Multi Marketing: 5 Questions to Ask for a More Effective Marketing Campaign
I was recently reading A More Beautiful Question by Warren Berger, which had absolutely nothing to do with marketing or this blog post, other than it sparked an idea for this blog post. Often times, as marketers, we’re trying to generate ideas to drive more business. Below are, what I believe, the five most important questions you must ask yourself (after you’ve defined your target audience) in order to develop an effective marketing campaign:
1. What message will create the most interest for our audience?
This is a pretty obvious question. We are all brainstorming our ideas and crossing them with the latest trends. You could always use cats in your advertising… unless your cat is ugly. Then I’d suggest using someone else’s!
2. What formats should we create to deliver our message?

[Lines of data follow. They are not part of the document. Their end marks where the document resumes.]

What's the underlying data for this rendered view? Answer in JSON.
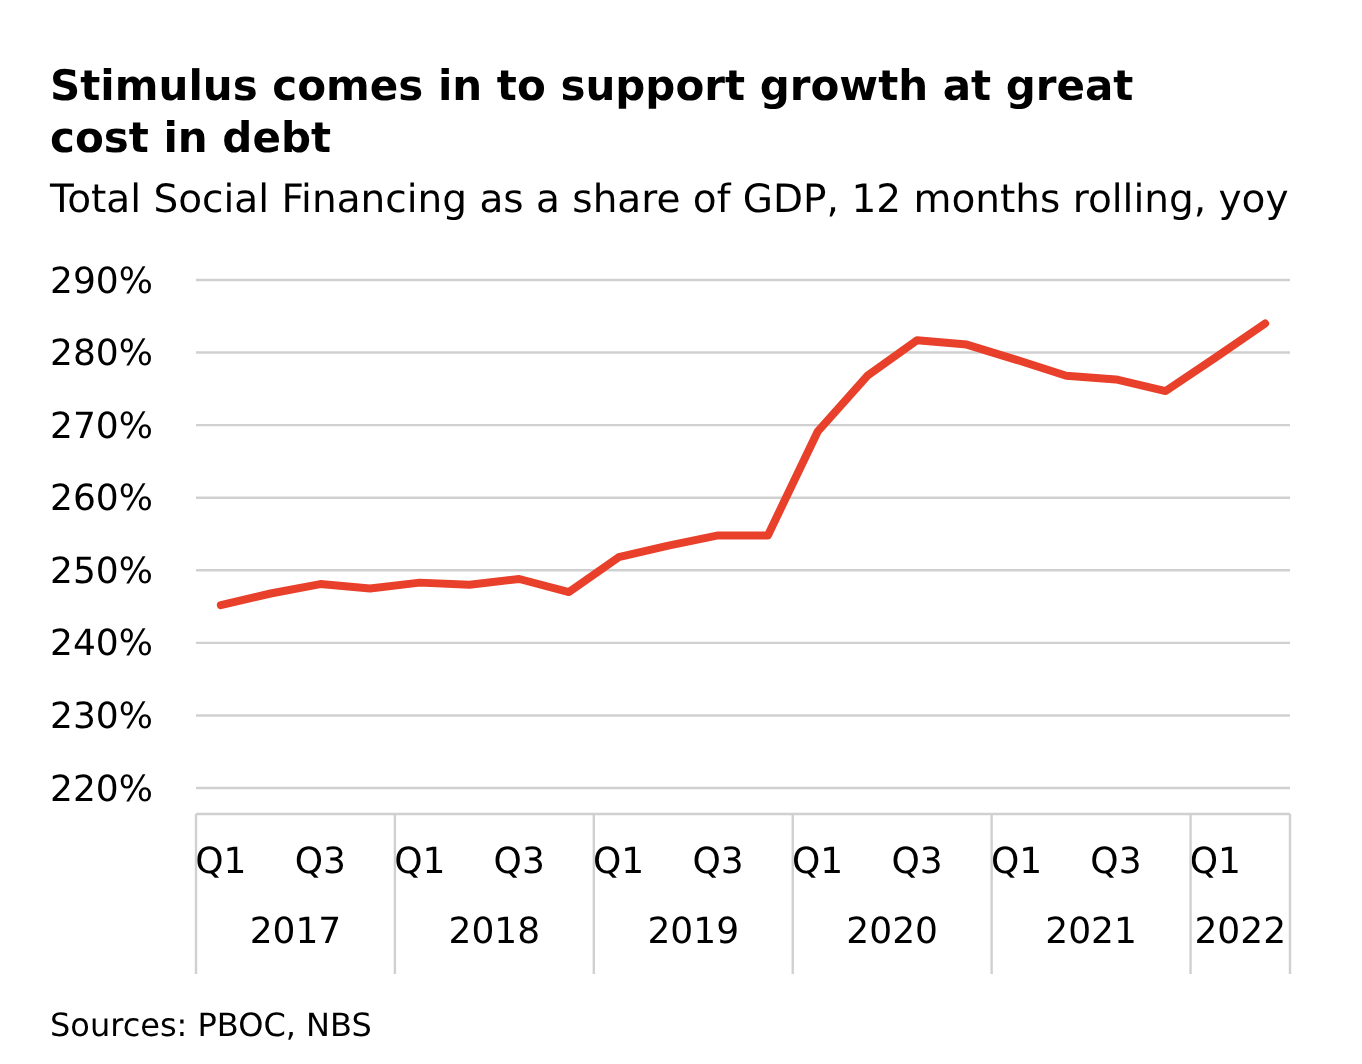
{
  "chart_data": {
    "type": "line",
    "title": "Stimulus comes in to support growth at great cost in debt",
    "subtitle": "Total Social Financing as a share of GDP, 12 months rolling, yoy",
    "categories": [
      "Q1",
      null,
      "Q3",
      null,
      "Q1",
      null,
      "Q3",
      null,
      "Q1",
      null,
      "Q3",
      null,
      "Q1",
      null,
      "Q3",
      null,
      "Q1",
      null,
      "Q3",
      null,
      "Q1",
      null
    ],
    "series": [
      {
        "color": "#e8402a",
        "values": [
          245.2,
          246.8,
          248.1,
          247.5,
          248.3,
          248.0,
          248.8,
          247.0,
          251.8,
          253.4,
          254.8,
          254.8,
          269.1,
          276.8,
          281.7,
          281.1,
          279.0,
          276.8,
          276.3,
          274.7,
          279.3,
          284.0
        ]
      }
    ],
    "ylim": [
      220,
      290
    ],
    "yticks": [
      {
        "value": 220,
        "label": "220%"
      },
      {
        "value": 230,
        "label": "230%"
      },
      {
        "value": 240,
        "label": "240%"
      },
      {
        "value": 250,
        "label": "250%"
      },
      {
        "value": 260,
        "label": "260%"
      },
      {
        "value": 270,
        "label": "270%"
      },
      {
        "value": 280,
        "label": "280%"
      },
      {
        "value": 290,
        "label": "290%"
      }
    ],
    "grid": "y",
    "marker": "none",
    "line_style": "solid",
    "annotations": [
      "2017",
      "2018",
      "2019",
      "2020",
      "2021",
      "2022",
      "Sources: PBOC, NBS"
    ]
  }
}
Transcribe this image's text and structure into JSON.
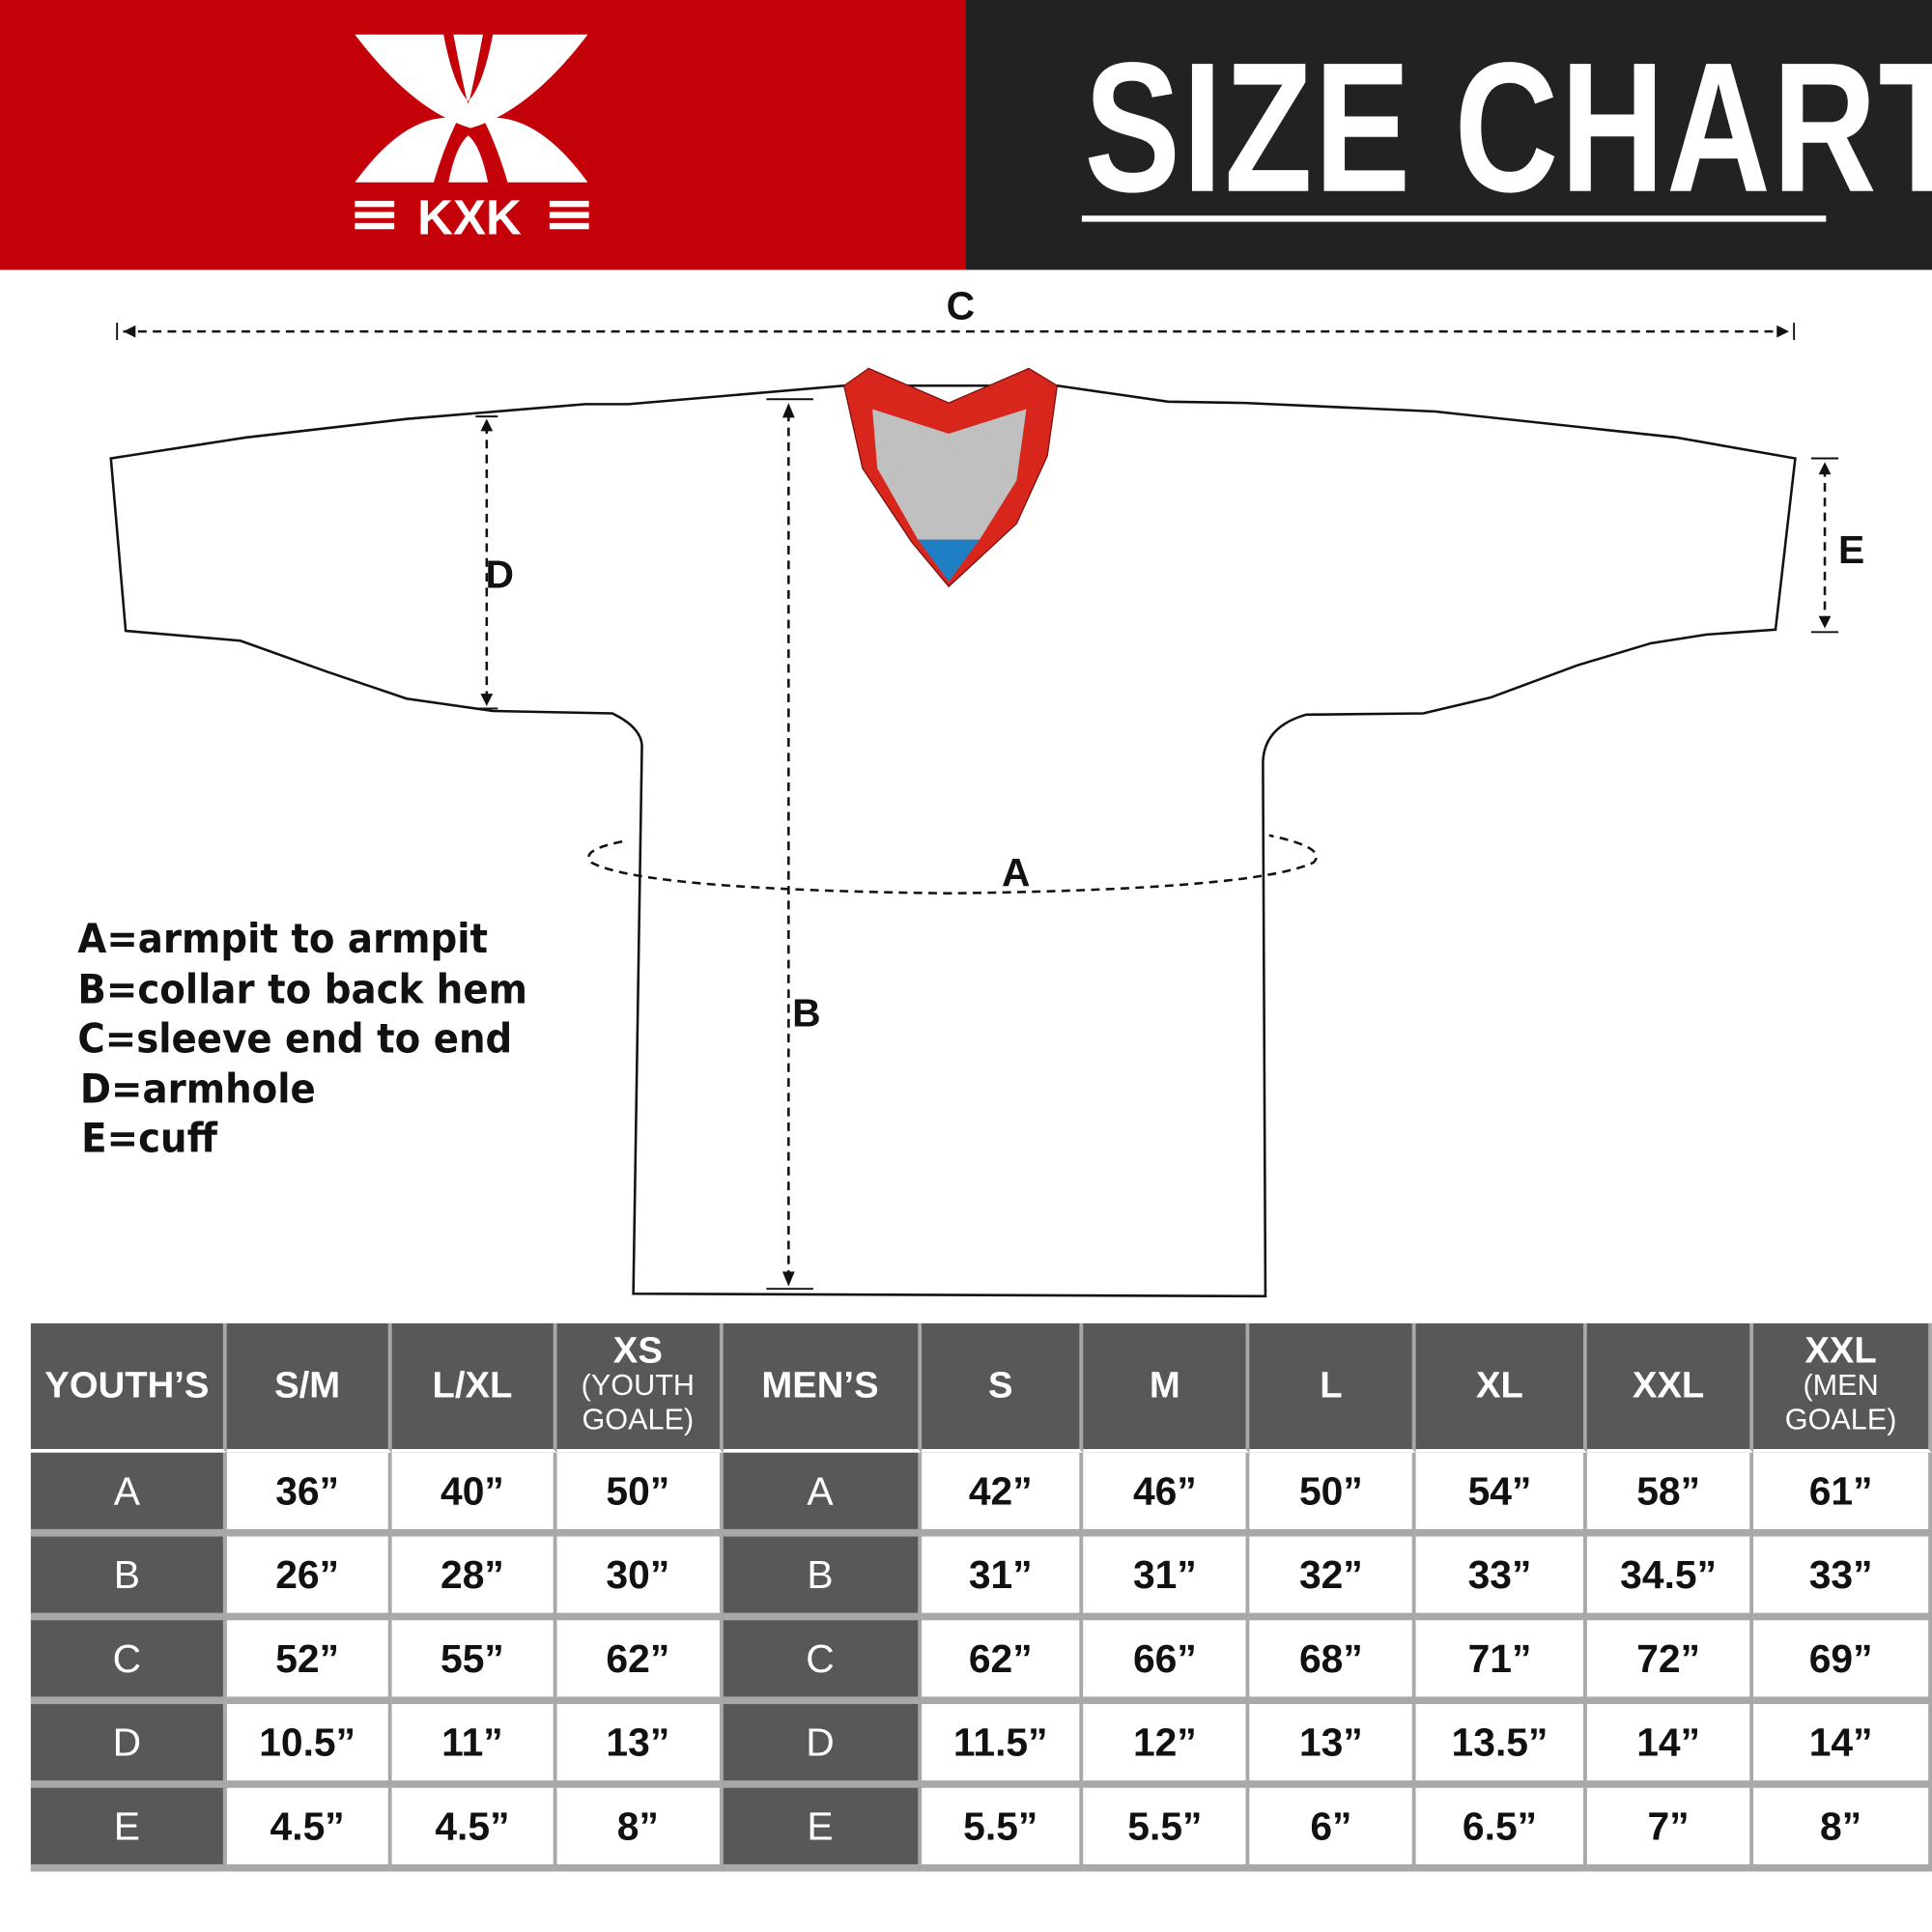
{
  "header": {
    "brand": "KXK",
    "title": "SIZE CHART",
    "colors": {
      "brand_red": "#c40008",
      "dark": "#222222"
    }
  },
  "diagram": {
    "labels": {
      "A": "A",
      "B": "B",
      "C": "C",
      "D": "D",
      "E": "E"
    },
    "legend": [
      "A=armpit to armpit",
      "B=collar to back hem",
      "C=sleeve end to end",
      "D=armhole",
      "E=cuff"
    ],
    "colors": {
      "collar": "#d9261c",
      "insert": "#c0c0c0",
      "tag": "#1f7fc4"
    }
  },
  "table": {
    "youth": {
      "header": "YOUTH’S",
      "columns": [
        {
          "label": "S/M",
          "sub": ""
        },
        {
          "label": "L/XL",
          "sub": ""
        },
        {
          "label": "XS",
          "sub": "(YOUTH GOALE)"
        }
      ],
      "rows": [
        {
          "key": "A",
          "values": [
            "36”",
            "40”",
            "50”"
          ]
        },
        {
          "key": "B",
          "values": [
            "26”",
            "28”",
            "30”"
          ]
        },
        {
          "key": "C",
          "values": [
            "52”",
            "55”",
            "62”"
          ]
        },
        {
          "key": "D",
          "values": [
            "10.5”",
            "11”",
            "13”"
          ]
        },
        {
          "key": "E",
          "values": [
            "4.5”",
            "4.5”",
            "8”"
          ]
        }
      ]
    },
    "men": {
      "header": "MEN’S",
      "columns": [
        {
          "label": "S",
          "sub": ""
        },
        {
          "label": "M",
          "sub": ""
        },
        {
          "label": "L",
          "sub": ""
        },
        {
          "label": "XL",
          "sub": ""
        },
        {
          "label": "XXL",
          "sub": ""
        },
        {
          "label": "XXL",
          "sub": "(MEN GOALE)"
        }
      ],
      "rows": [
        {
          "key": "A",
          "values": [
            "42”",
            "46”",
            "50”",
            "54”",
            "58”",
            "61”"
          ]
        },
        {
          "key": "B",
          "values": [
            "31”",
            "31”",
            "32”",
            "33”",
            "34.5”",
            "33”"
          ]
        },
        {
          "key": "C",
          "values": [
            "62”",
            "66”",
            "68”",
            "71”",
            "72”",
            "69”"
          ]
        },
        {
          "key": "D",
          "values": [
            "11.5”",
            "12”",
            "13”",
            "13.5”",
            "14”",
            "14”"
          ]
        },
        {
          "key": "E",
          "values": [
            "5.5”",
            "5.5”",
            "6”",
            "6.5”",
            "7”",
            "8”"
          ]
        }
      ]
    }
  }
}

Should you write a blog? Create a video? Your target audience is going to be more apt to certain mediums. If you’re targeting twenty-somethings, you may want to use pictures and videos instead of text.
3. How can we get our message in front of our audience?
There are seemingly endless possibilities to get your message in front of the right people. Google searches, targeted campaigns and social media are just a few ways to consider. You can also still utilize print media, TV or radio ads.
4. What is our call to action?
No matter how creative your message is, without creating a solid call-to-action, your potential clients may not know the next step to take. Give them an offer with a direct link, phone number or contact person to secure whatever product or service you offer.
5. What do we want our customers to do 2-6 months after the sale?
So often, we focus on getting the sale that we don’t consider what our clients will think or do a few months later. Are we nurturing these leads to keep them coming back when it’s time to purchase again? Did we make the sale and forget about them, all while giving them terrible customer service? It is important to constantly thinking forward so you don’t end up the company that was left behind.